A schematic of the gain characterization setup is shown in Supplementary Figure S2: For the experiments under pulsed excitation, a frequency doubled Nd:YLF laser (Innolas GmbH), emitting pulses of 0.8 ns pulse duration at 532 nm was used. For the CW excitation experiments, a CW laser emitting at the same wavelength was used (Millennia, Spectra Physics). The pump intensities were controlled using variable neutral density filter wheels. The laser power was measured using a Coherent LabMax2 power meter with various power heads. The samples were mounted in an optical cryostat (Janis STVP-100) and connected via heat-conductive paste to a copper sample holder. The spot area at the sample position inside the cryostat was determined by the moving knife edge method to be 1.28 × 10−4 cm2 for the pulsed beam and 5.01 × 10−4 cm2 for the CW laser beam. The sample emission was coupled through a pair of lenses to a spectrograph (Acton Research Corporation, SpectraPro 300i, variable grating) connected to an intensified CCD camera (Princeton Research, PiMax 512).
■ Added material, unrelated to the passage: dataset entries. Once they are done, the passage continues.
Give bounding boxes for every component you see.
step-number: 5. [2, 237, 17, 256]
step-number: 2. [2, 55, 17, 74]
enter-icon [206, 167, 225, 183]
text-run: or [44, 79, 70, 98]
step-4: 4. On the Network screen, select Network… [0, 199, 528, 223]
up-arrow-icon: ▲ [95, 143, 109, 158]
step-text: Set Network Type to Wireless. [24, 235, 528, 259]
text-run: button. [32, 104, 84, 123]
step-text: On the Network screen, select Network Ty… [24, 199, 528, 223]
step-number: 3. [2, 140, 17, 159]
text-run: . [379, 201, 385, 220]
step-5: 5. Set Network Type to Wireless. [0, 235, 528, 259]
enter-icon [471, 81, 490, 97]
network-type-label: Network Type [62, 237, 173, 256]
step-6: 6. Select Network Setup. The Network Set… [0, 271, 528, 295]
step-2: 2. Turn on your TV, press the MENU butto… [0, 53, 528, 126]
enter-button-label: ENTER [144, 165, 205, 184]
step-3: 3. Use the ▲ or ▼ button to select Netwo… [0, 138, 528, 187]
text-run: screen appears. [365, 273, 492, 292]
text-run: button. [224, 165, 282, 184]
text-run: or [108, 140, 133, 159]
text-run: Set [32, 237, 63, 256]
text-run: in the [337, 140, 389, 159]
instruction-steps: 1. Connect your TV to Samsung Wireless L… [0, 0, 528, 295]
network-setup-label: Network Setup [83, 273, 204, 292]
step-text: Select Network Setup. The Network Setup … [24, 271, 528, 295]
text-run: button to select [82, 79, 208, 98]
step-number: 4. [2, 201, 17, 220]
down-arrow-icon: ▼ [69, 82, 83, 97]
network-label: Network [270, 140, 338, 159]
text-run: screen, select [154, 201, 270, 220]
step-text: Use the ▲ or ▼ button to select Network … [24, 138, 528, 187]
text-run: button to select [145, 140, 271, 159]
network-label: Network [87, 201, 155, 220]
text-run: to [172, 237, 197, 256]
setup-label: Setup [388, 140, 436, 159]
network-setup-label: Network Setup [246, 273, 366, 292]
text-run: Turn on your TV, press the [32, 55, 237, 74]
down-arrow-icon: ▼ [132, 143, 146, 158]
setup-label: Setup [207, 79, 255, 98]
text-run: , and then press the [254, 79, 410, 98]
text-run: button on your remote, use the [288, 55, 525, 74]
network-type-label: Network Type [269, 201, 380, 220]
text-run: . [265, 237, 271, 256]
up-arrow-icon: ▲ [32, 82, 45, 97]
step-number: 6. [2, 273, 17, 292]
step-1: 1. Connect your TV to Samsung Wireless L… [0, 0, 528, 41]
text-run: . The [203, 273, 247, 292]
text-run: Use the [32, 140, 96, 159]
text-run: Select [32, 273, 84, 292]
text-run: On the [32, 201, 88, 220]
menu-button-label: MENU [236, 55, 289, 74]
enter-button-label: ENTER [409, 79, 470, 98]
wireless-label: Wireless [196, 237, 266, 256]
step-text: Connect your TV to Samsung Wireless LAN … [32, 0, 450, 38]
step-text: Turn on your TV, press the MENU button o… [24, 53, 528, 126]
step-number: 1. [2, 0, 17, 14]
Time resolved and temperature-dependent PL

The PL transients in Fig. 2a were recorded by a streak camera (Hamamatsu Universal C10910) coupled to a spectrometer (Acton SpectraPro SP2300). The camera was used in single sweep mode to allow for a 2 μs time window and a FWHM of the instrumental response function of 28 ns. The steady-state PL spectra shown in Fig. 2b were recorded by a fiber-coupled spectrometer (Avantes, AvaSpec-2048L). In both cases, the temperature of the sample was controlled by a closed cycle cryostat (Oxford, Optistat Dry TLEX). For the excitation, a second harmonic generator (Coherent, Chameleon Compact OPO-Vis) was used to double the frequency of a mode-locked Ti:sapphire laser (Coherent, Chameleon Ultra) with a wavelength of 960 nm, a pulse width of 140 fs and a repetition rate of 80 MHz. The repetition rate of the laser system was reduced to 400 kHz using a pulse picker (APE, pulseSelect).